The miniaturization of hysteroscopes and ancillary instrumentation along with enhanced visualization have enabled hysteroscopic surgery to be performed in an office setting without the need for general anesthesia or hospital admission.1 The most common operative hysteroscopic procedure is endometrial polypectomy,2 and the feasibility of such approaches has been demonstrated.3 A disposable miniature bipolar electrosurgical system has been developed to be used with standard operating hysteroscopes to cut away polyps, and the safety, acceptability, and feasibility of this approach has been reported.3–5 However, retrieval of the detached polyp tissue from within the uterine cavity requires additional instrumentation, which may prolong the procedure and affect patient tolerability.
A new technology has become available called the hysteroscopic morcellation. This technology incorporates a disposable mechanical cutting device that simultaneously cuts and aspirates polyp tissue. The ability to both cut and retrieve polyps avoids the need for additional instrumentation of the uterine cavity and may also improve visualization during surgery by avoidance of bubble formation or the production of tissue fragments (“chips”) associated with the electrosurgical approach.

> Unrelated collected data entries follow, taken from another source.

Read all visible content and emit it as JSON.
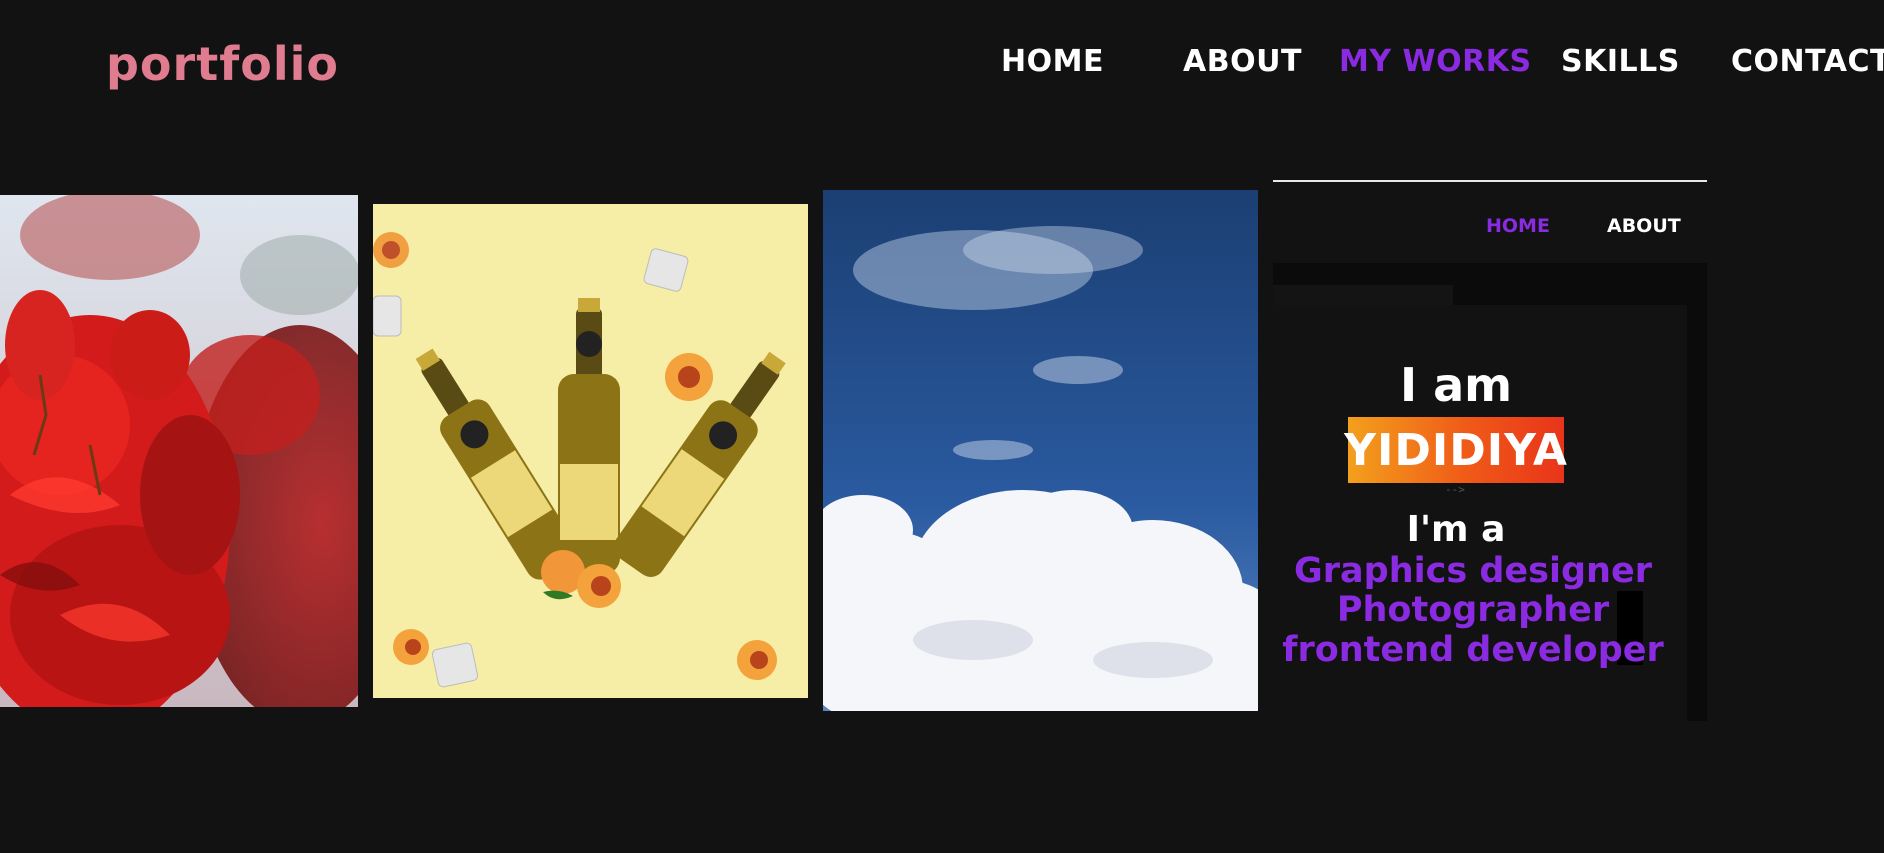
{
  "header": {
    "logo": "portfolio",
    "nav": [
      {
        "label": "HOME",
        "active": false
      },
      {
        "label": "ABOUT",
        "active": false
      },
      {
        "label": "MY WORKS",
        "active": true
      },
      {
        "label": "SKILLS",
        "active": false
      },
      {
        "label": "CONTACT",
        "active": false
      }
    ]
  },
  "works": [
    {
      "name": "red-flowers-photo"
    },
    {
      "name": "beer-bottles-design"
    },
    {
      "name": "sky-clouds-photo"
    }
  ],
  "preview": {
    "nav": [
      {
        "label": "HOME",
        "active": true
      },
      {
        "label": "ABOUT",
        "active": false
      }
    ],
    "intro": "I am",
    "name": "YIDIDIYA",
    "arrow": "-->",
    "im_a": "I'm a",
    "roles": [
      "Graphics designer",
      "Photographer",
      "frontend developer"
    ]
  },
  "colors": {
    "background": "#121212",
    "logo": "#e07c8f",
    "accent": "#8a2be2",
    "text": "#ffffff"
  }
}
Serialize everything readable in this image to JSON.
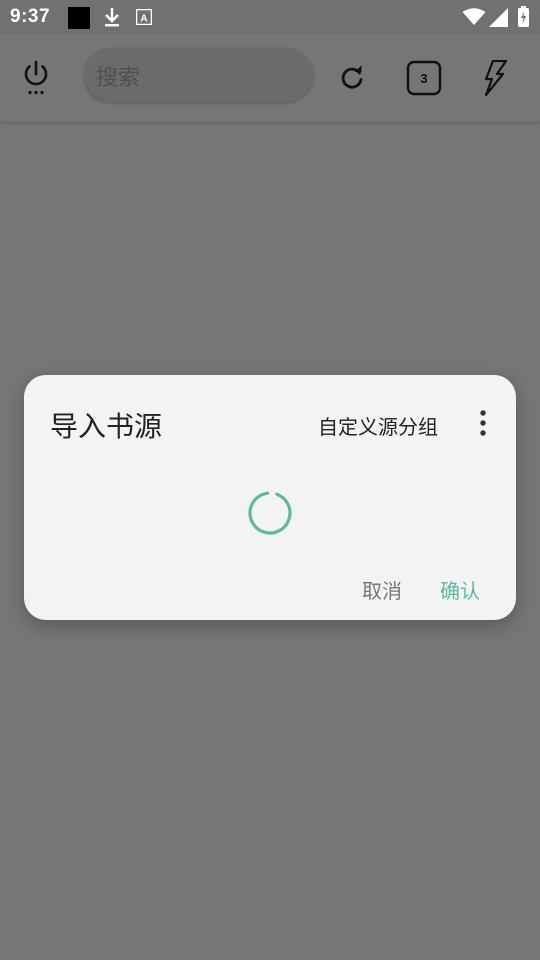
{
  "status_bar": {
    "time": "9:37",
    "icons": [
      "app-square-icon",
      "download-icon",
      "font-a-icon",
      "wifi-icon",
      "signal-icon",
      "battery-charging-icon"
    ],
    "font_icon_glyph": "A"
  },
  "toolbar": {
    "power_icon": "power-icon",
    "search_placeholder": "搜索",
    "refresh_icon": "refresh-icon",
    "tab_count": "3",
    "flash_icon": "lightning-icon"
  },
  "dialog": {
    "title": "导入书源",
    "group_label": "自定义源分组",
    "menu_icon": "more-vertical-icon",
    "cancel_label": "取消",
    "confirm_label": "确认",
    "accent_color": "#5fb7a8"
  },
  "colors": {
    "scrim": "#767679",
    "dialog_bg": "#f3f3f3"
  }
}
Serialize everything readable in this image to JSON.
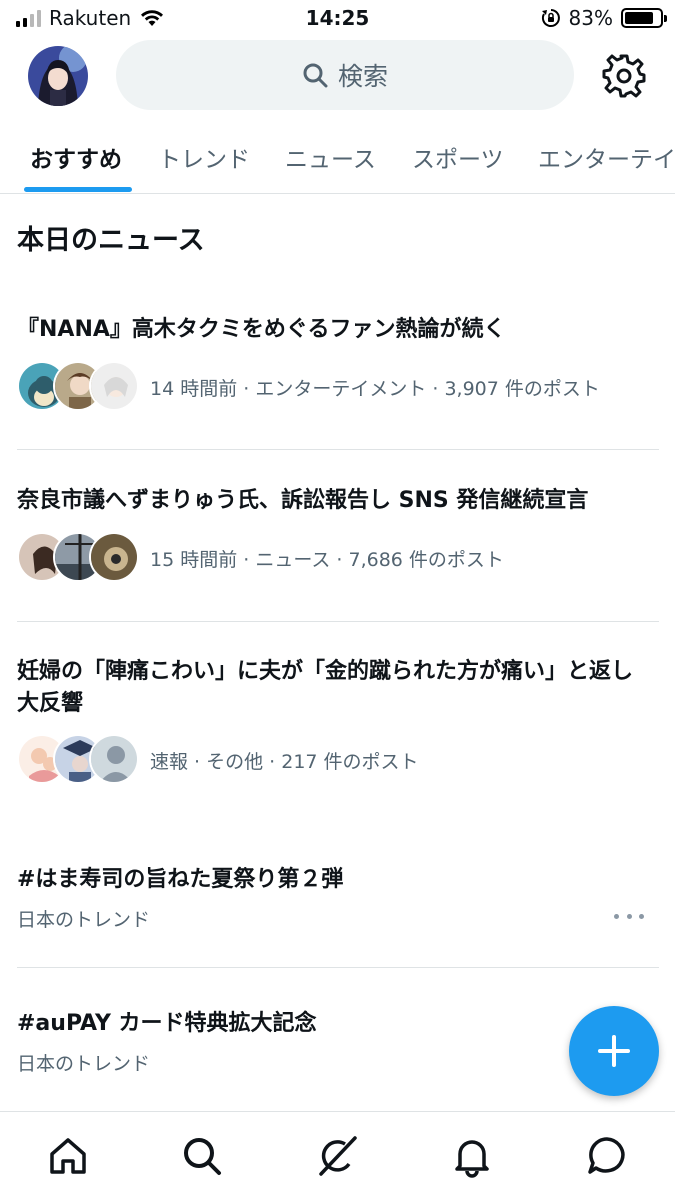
{
  "status": {
    "carrier": "Rakuten",
    "time": "14:25",
    "battery": "83%",
    "battery_level": 0.83
  },
  "header": {
    "search_placeholder": "検索"
  },
  "tabs": [
    {
      "label": "おすすめ"
    },
    {
      "label": "トレンド"
    },
    {
      "label": "ニュース"
    },
    {
      "label": "スポーツ"
    },
    {
      "label": "エンターテイ"
    }
  ],
  "section_title": "本日のニュース",
  "news": [
    {
      "title": "『NANA』高木タクミをめぐるファン熱論が続く",
      "meta": "14 時間前 · エンターテイメント · 3,907 件のポスト"
    },
    {
      "title": "奈良市議へずまりゅう氏、訴訟報告し SNS 発信継続宣言",
      "meta": "15 時間前 · ニュース · 7,686 件のポスト"
    },
    {
      "title_line1": "妊婦の「陣痛こわい」に夫が「金的蹴られた方が痛い」と返し",
      "title_line2": "大反響",
      "meta": "速報 · その他 · 217 件のポスト"
    }
  ],
  "trends": [
    {
      "title": "#はま寿司の旨ねた夏祭り第２弾",
      "sub": "日本のトレンド"
    },
    {
      "title": "#auPAY カード特典拡大記念",
      "sub": "日本のトレンド"
    }
  ],
  "colors": {
    "accent": "#1d9bf0",
    "secondary_text": "#536471",
    "divider": "#dfe3e5"
  },
  "icons": {
    "settings": "gear-icon",
    "search": "search-icon",
    "fab": "plus-icon",
    "nav": [
      "home-icon",
      "search-icon",
      "grok-icon",
      "bell-icon",
      "chat-icon"
    ]
  }
}
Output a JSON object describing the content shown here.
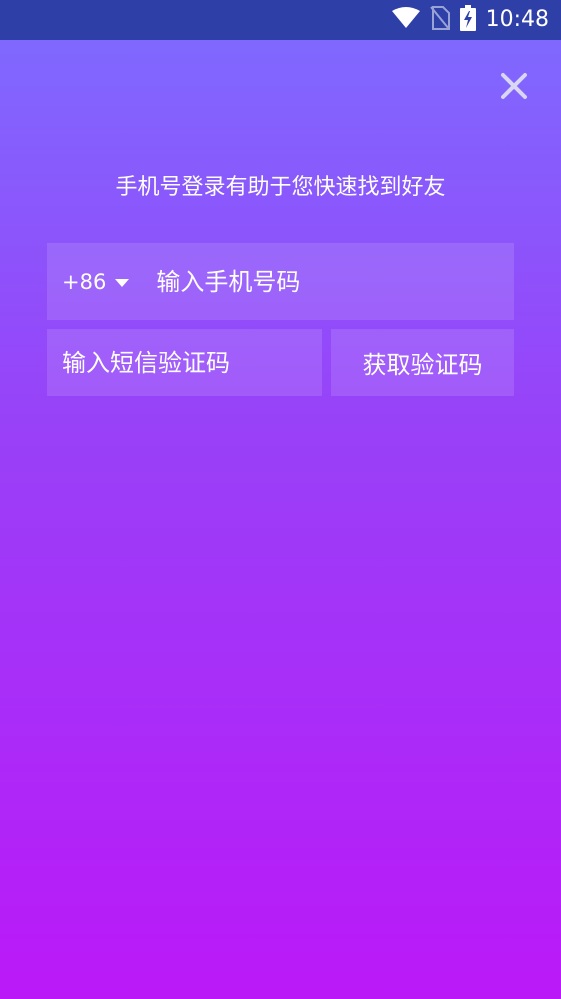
{
  "status_bar": {
    "time": "10:48",
    "icons": [
      "wifi-icon",
      "no-sim-icon",
      "battery-charging-icon"
    ]
  },
  "close_button": {
    "icon": "close-icon"
  },
  "subtitle": "手机号登录有助于您快速找到好友",
  "phone": {
    "country_code": "+86",
    "placeholder": "输入手机号码",
    "value": ""
  },
  "sms_code": {
    "placeholder": "输入短信验证码",
    "value": ""
  },
  "get_code_label": "获取验证码",
  "colors": {
    "status_bar": "#2f3fa8",
    "gradient_top": "#7d6cff",
    "gradient_bottom": "#bb18f8"
  }
}
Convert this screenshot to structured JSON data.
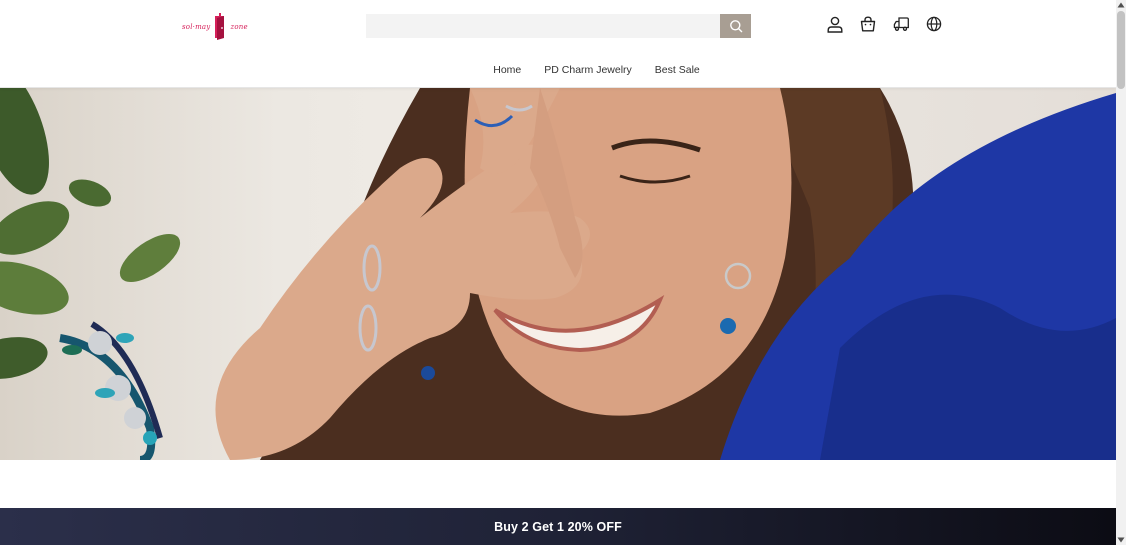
{
  "brand": {
    "logo_left": "sol·may",
    "logo_right": "zone",
    "accent_color": "#d6205a"
  },
  "search": {
    "placeholder": "",
    "button_icon": "search-icon",
    "button_color": "#a89e93"
  },
  "header_icons": [
    "account-icon",
    "cart-icon",
    "shipping-truck-icon",
    "globe-icon"
  ],
  "nav": {
    "items": [
      {
        "label": "Home"
      },
      {
        "label": "PD Charm Jewelry"
      },
      {
        "label": "Best Sale"
      }
    ]
  },
  "hero": {
    "image": "model-wearing-charm-bracelet-rings-earrings"
  },
  "promo": {
    "text": "Buy 2 Get 1 20% OFF",
    "background": "#1f2236"
  }
}
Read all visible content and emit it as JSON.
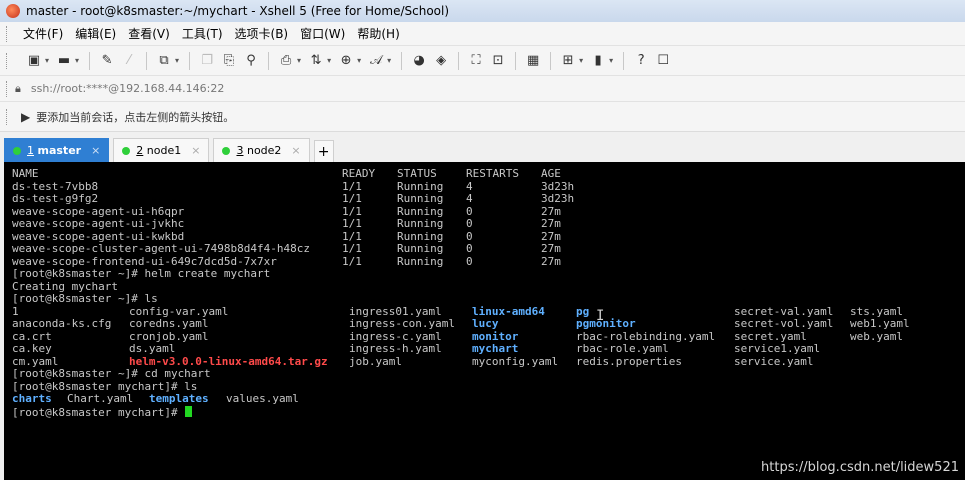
{
  "window": {
    "title": "master - root@k8smaster:~/mychart - Xshell 5 (Free for Home/School)"
  },
  "menu": [
    "文件(F)",
    "编辑(E)",
    "查看(V)",
    "工具(T)",
    "选项卡(B)",
    "窗口(W)",
    "帮助(H)"
  ],
  "toolbar": {
    "icons": [
      "new-session-icon",
      "open-folder-icon",
      "connect-icon",
      "disconnect-icon",
      "new-window-icon",
      "copy-icon",
      "paste-icon",
      "find-icon",
      "print-icon",
      "transfer-icon",
      "globe-icon",
      "font-icon",
      "color-icon",
      "script-icon",
      "fullscreen-icon",
      "lock-icon",
      "keyboard-icon",
      "add-icon",
      "layout-icon",
      "help-icon",
      "chat-icon"
    ]
  },
  "address": {
    "text": "ssh://root:****@192.168.44.146:22"
  },
  "hint": {
    "text": "要添加当前会话，点击左侧的箭头按钮。"
  },
  "tabs": [
    {
      "num": "1",
      "label": "master",
      "active": true
    },
    {
      "num": "2",
      "label": "node1",
      "active": false
    },
    {
      "num": "3",
      "label": "node2",
      "active": false
    }
  ],
  "terminal": {
    "pods": {
      "headers": [
        "NAME",
        "READY",
        "STATUS",
        "RESTARTS",
        "AGE"
      ],
      "rows": [
        [
          "ds-test-7vbb8",
          "1/1",
          "Running",
          "4",
          "3d23h"
        ],
        [
          "ds-test-g9fg2",
          "1/1",
          "Running",
          "4",
          "3d23h"
        ],
        [
          "weave-scope-agent-ui-h6qpr",
          "1/1",
          "Running",
          "0",
          "27m"
        ],
        [
          "weave-scope-agent-ui-jvkhc",
          "1/1",
          "Running",
          "0",
          "27m"
        ],
        [
          "weave-scope-agent-ui-kwkbd",
          "1/1",
          "Running",
          "0",
          "27m"
        ],
        [
          "weave-scope-cluster-agent-ui-7498b8d4f4-h48cz",
          "1/1",
          "Running",
          "0",
          "27m"
        ],
        [
          "weave-scope-frontend-ui-649c7dcd5d-7x7xr",
          "1/1",
          "Running",
          "0",
          "27m"
        ]
      ]
    },
    "lines": {
      "cmd1": "[root@k8smaster ~]# helm create mychart",
      "out1": "Creating mychart",
      "cmd2": "[root@k8smaster ~]# ls",
      "cmd3": "[root@k8smaster ~]# cd mychart",
      "cmd4": "[root@k8smaster mychart]# ls",
      "prompt": "[root@k8smaster mychart]# "
    },
    "ls_root": [
      [
        {
          "t": "1"
        },
        {
          "t": "config-var.yaml"
        },
        {
          "t": "ingress01.yaml"
        },
        {
          "t": "linux-amd64",
          "c": "blue"
        },
        {
          "t": "pg",
          "c": "blue"
        },
        {
          "t": "secret-val.yaml"
        },
        {
          "t": "sts.yaml"
        }
      ],
      [
        {
          "t": "anaconda-ks.cfg"
        },
        {
          "t": "coredns.yaml"
        },
        {
          "t": "ingress-con.yaml"
        },
        {
          "t": "lucy",
          "c": "blue"
        },
        {
          "t": "pgmonitor",
          "c": "blue"
        },
        {
          "t": "secret-vol.yaml"
        },
        {
          "t": "web1.yaml"
        }
      ],
      [
        {
          "t": "ca.crt"
        },
        {
          "t": "cronjob.yaml"
        },
        {
          "t": "ingress-c.yaml"
        },
        {
          "t": "monitor",
          "c": "blue"
        },
        {
          "t": "rbac-rolebinding.yaml"
        },
        {
          "t": "secret.yaml"
        },
        {
          "t": "web.yaml"
        }
      ],
      [
        {
          "t": "ca.key"
        },
        {
          "t": "ds.yaml"
        },
        {
          "t": "ingress-h.yaml"
        },
        {
          "t": "mychart",
          "c": "blue"
        },
        {
          "t": "rbac-role.yaml"
        },
        {
          "t": "service1.yaml"
        },
        {
          "t": ""
        }
      ],
      [
        {
          "t": "cm.yaml"
        },
        {
          "t": "helm-v3.0.0-linux-amd64.tar.gz",
          "c": "red"
        },
        {
          "t": "job.yaml"
        },
        {
          "t": "myconfig.yaml"
        },
        {
          "t": "redis.properties"
        },
        {
          "t": "service.yaml"
        },
        {
          "t": ""
        }
      ]
    ],
    "ls_chart": [
      {
        "t": "charts",
        "c": "blue"
      },
      {
        "t": "Chart.yaml"
      },
      {
        "t": "templates",
        "c": "blue"
      },
      {
        "t": "values.yaml"
      }
    ]
  },
  "watermark": "https://blog.csdn.net/lidew521"
}
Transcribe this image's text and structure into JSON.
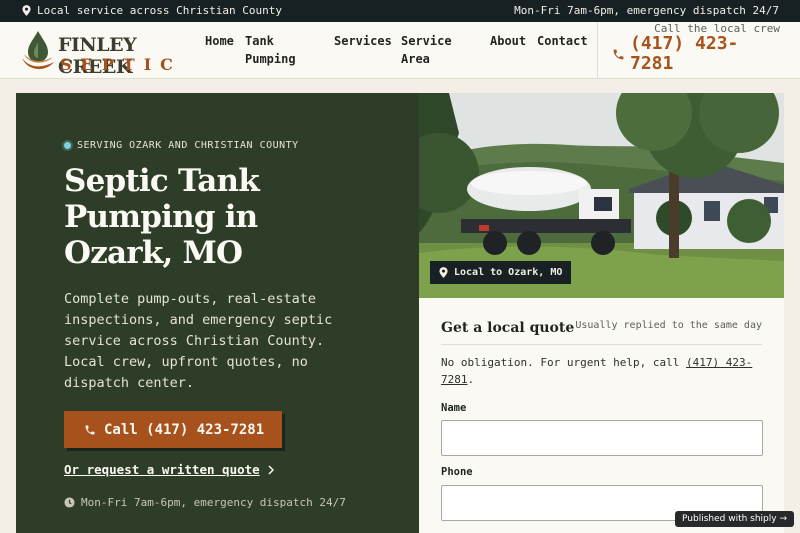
{
  "topbar": {
    "left_text": "Local service across Christian County",
    "right_text": "Mon-Fri 7am-6pm, emergency dispatch 24/7"
  },
  "header": {
    "logo": {
      "word1": "FINLEY CREEK",
      "word2": "SEPTIC"
    },
    "nav": [
      {
        "label": "Home"
      },
      {
        "label": "Tank Pumping"
      },
      {
        "label": "Services"
      },
      {
        "label": "Service Area"
      },
      {
        "label": "About"
      },
      {
        "label": "Contact"
      }
    ],
    "call_label": "Call the local crew",
    "phone": "(417) 423-7281"
  },
  "hero": {
    "eyebrow": "SERVING OZARK AND CHRISTIAN COUNTY",
    "title": "Septic Tank Pumping in Ozark, MO",
    "lead": "Complete pump-outs, real-estate inspections, and emergency septic service across Christian County. Local crew, upfront quotes, no dispatch center.",
    "cta_label": "Call (417) 423-7281",
    "quote_link": "Or request a written quote",
    "hours": "Mon-Fri 7am-6pm, emergency dispatch 24/7"
  },
  "photo": {
    "badge": "Local to Ozark, MO"
  },
  "form": {
    "title": "Get a local quote",
    "reply": "Usually replied to the same day",
    "note_prefix": "No obligation. For urgent help, call",
    "note_phone": "(417) 423-7281",
    "note_suffix": ".",
    "name_label": "Name",
    "phone_label": "Phone"
  },
  "footer": {
    "published": "Published with shiply →"
  },
  "colors": {
    "accent": "#a7521c",
    "hero_bg": "#2e3d27",
    "dark": "#172023",
    "paper": "#fbf9f4"
  }
}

Considering the development of hysteroscopic morcellation and potential advantages associated with this innovation, we designed a randomized controlled trial (RCT). The aim was to evaluate whether hysteroscopic morcellation or bipolar electrosurgical resection was more favorable for the removal of endometrial polyps in an office setting by comparing procedure speed, completeness of polyp removal, patient acceptability, and pain scores.
MATERIALS AND METHODS
A multicenter, single-blinded, parallel-group RCT comparing hysteroscopic morcellation compared with electrosurgical resection was conducted. Women were recruited from office hysteroscopy clinics within two large urban teaching hospitals, Birmingham Women's Hospital Foundation Trust and the Royal Hallamshire Sheffield Teaching Hospital. All women attending for an office hysteroscopy or who had a hysteroscopically diagnosed endometrial polyp and in who polypectomy was indicated1 were approached to participate in the trial. Women were excluded from participation if they preferred the procedure under general anesthesia or were considered by the surgeon to be unable to tolerate an office hysteroscopic polypectomy based on their response to the office diagnostic hysteroscopy. Women with polyps suspected at hysteroscopy to be malignant were also excluded. The number and size of polyps were not exclusion criteria. All participating women gave written informed consent. A preoperative questionnaire was completed by all women before the procedure to collect demographic information and baseline pain scores. This trial was registered on clinicaltrials.gov (identifier: NCT01509313). The National Research Ethics Service, United Kingdom, granted ethical approval (identifier: 12/WM/0058). Research and Development approval was sought and granted at Birmingham Women's Hospital and Sheffield Teaching Hospital.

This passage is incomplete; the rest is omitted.